Euler Hermes’in Global İflas Endeksi, kriz öncesi seviyenin yüzde 12 altında kalıyor. Küçük makro gelişmelerle finansman kısıtlamaları, pek çok ülkedeki şirketlerin gelir tablolarında yük oluyor. Ödeme yapılmaması tehdidinin, Rusya ve Çin ekonomisindeki sorunlar nedeniyle, 2014 yılsonuna kadar yüzde 23’ün üzerinde artması bekleniyor, bu yüzden eskiden düşük bulunan büyüme oranları günümüzde normal kabul edilmeye başlanıyor. Ortalama tahsilat sürelerinde 2009’dan beri her yıl yükselen ve 2014’de 73 güne ulaşan bir artış görülüyor.
Euler Hermes’in raporu özellikle Avro bölgesindeki kırılganlığın altını çiziyor. Rapor; talebin düşmesinden, altyapı yatırımlarının oldukça yetersiz kalmasından, aşağı yönlü fiyat baskılarından ve süregelen kurumsal finansman sorunlarından bahsediyor.
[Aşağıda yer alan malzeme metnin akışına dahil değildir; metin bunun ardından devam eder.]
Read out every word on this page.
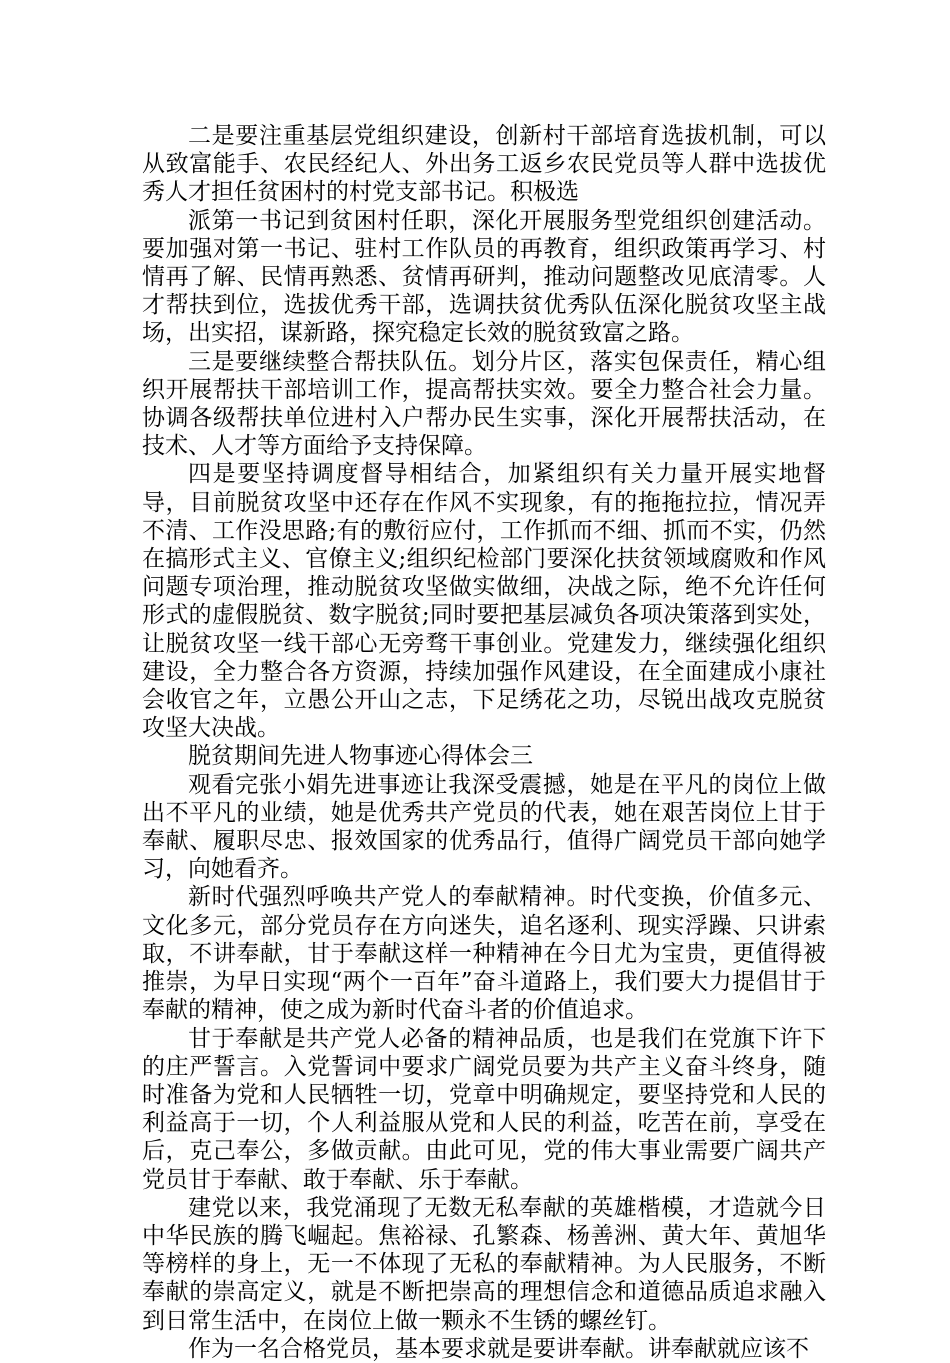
二是要注重基层党组织建设，创新村干部培育选拔机制，可以从致富能手、农民经纪人、外出务工返乡农民党员等人群中选拔优秀人才担任贫困村的村党支部书记。积极选

派第一书记到贫困村任职，深化开展服务型党组织创建活动。要加强对第一书记、驻村工作队员的再教育，组织政策再学习、村情再了解、民情再熟悉、贫情再研判，推动问题整改见底清零。人才帮扶到位，选拔优秀干部，选调扶贫优秀队伍深化脱贫攻坚主战场，出实招，谋新路，探究稳定长效的脱贫致富之路。

三是要继续整合帮扶队伍。划分片区，落实包保责任，精心组织开展帮扶干部培训工作，提高帮扶实效。要全力整合社会力量。协调各级帮扶单位进村入户帮办民生实事，深化开展帮扶活动，在技术、人才等方面给予支持保障。

四是要坚持调度督导相结合，加紧组织有关力量开展实地督导，目前脱贫攻坚中还存在作风不实现象，有的拖拖拉拉，情况弄不清、工作没思路;有的敷衍应付，工作抓而不细、抓而不实，仍然在搞形式主义、官僚主义;组织纪检部门要深化扶贫领域腐败和作风问题专项治理，推动脱贫攻坚做实做细，决战之际，绝不允许任何形式的虚假脱贫、数字脱贫;同时要把基层减负各项决策落到实处，让脱贫攻坚一线干部心无旁骛干事创业。党建发力，继续强化组织建设，全力整合各方资源，持续加强作风建设，在全面建成小康社会收官之年，立愚公开山之志，下足绣花之功，尽锐出战攻克脱贫攻坚大决战。

脱贫期间先进人物事迹心得体会三

观看完张小娟先进事迹让我深受震撼，她是在平凡的岗位上做出不平凡的业绩，她是优秀共产党员的代表，她在艰苦岗位上甘于奉献、履职尽忠、报效国家的优秀品行，值得广阔党员干部向她学习，向她看齐。

新时代强烈呼唤共产党人的奉献精神。时代变换，价值多元、文化多元，部分党员存在方向迷失，追名逐利、现实浮躁、只讲索取，不讲奉献，甘于奉献这样一种精神在今日尤为宝贵，更值得被推崇，为早日实现“两个一百年”奋斗道路上，我们要大力提倡甘于奉献的精神，使之成为新时代奋斗者的价值追求。

甘于奉献是共产党人必备的精神品质，也是我们在党旗下许下的庄严誓言。入党誓词中要求广阔党员要为共产主义奋斗终身，随时准备为党和人民牺牲一切，党章中明确规定，要坚持党和人民的利益高于一切，个人利益服从党和人民的利益，吃苦在前，享受在后，克己奉公，多做贡献。由此可见，党的伟大事业需要广阔共产党员甘于奉献、敢于奉献、乐于奉献。

建党以来，我党涌现了无数无私奉献的英雄楷模，才造就今日中华民族的腾飞崛起。焦裕禄、孔繁森、杨善洲、黄大年、黄旭华等榜样的身上，无一不体现了无私的奉献精神。为人民服务，不断奉献的崇高定义，就是不断把崇高的理想信念和道德品质追求融入到日常生活中，在岗位上做一颗永不生锈的螺丝钉。

作为一名合格党员，基本要求就是要讲奉献。讲奉献就应该不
2014: hayal kırıklığı, aksamalar ve fikir ayrılıklarının yılı
- 2014 yılı genel olarak iyimser başlasa da sonuç olarak hayal kırıklıkları yaşanan bir yıl oldu. Euler Hermes tarafından sigortalanan 80 büyük ekonomi arasından yalnızca İspanya ve Hindistan mütevazı bir performans gösterdi ve buna rağmen beklenenin altında kaldılar.
- Avro bölgesinde durgunluk, hem kurumların, hem de tüketicilerin taleplerinde problem yaşanmasına neden oluyor.
- Rusya ve Ukrayna arasındaki gerginliğin artmasına paralel olarak şirketlerin ticari riskleri de artıyor.
- Ortadoğu’da jeopolitik risklerin 2014 yılı boyunca artması sonucunda bölgede özellikle yatırım ve finans alanlarında tehditler oluşmaya başladı.
- Çin, yatırım odaklı yolundan ayrılarak yoluna yavaş ama iç pazara odaklı bir şekilde devam ediyor.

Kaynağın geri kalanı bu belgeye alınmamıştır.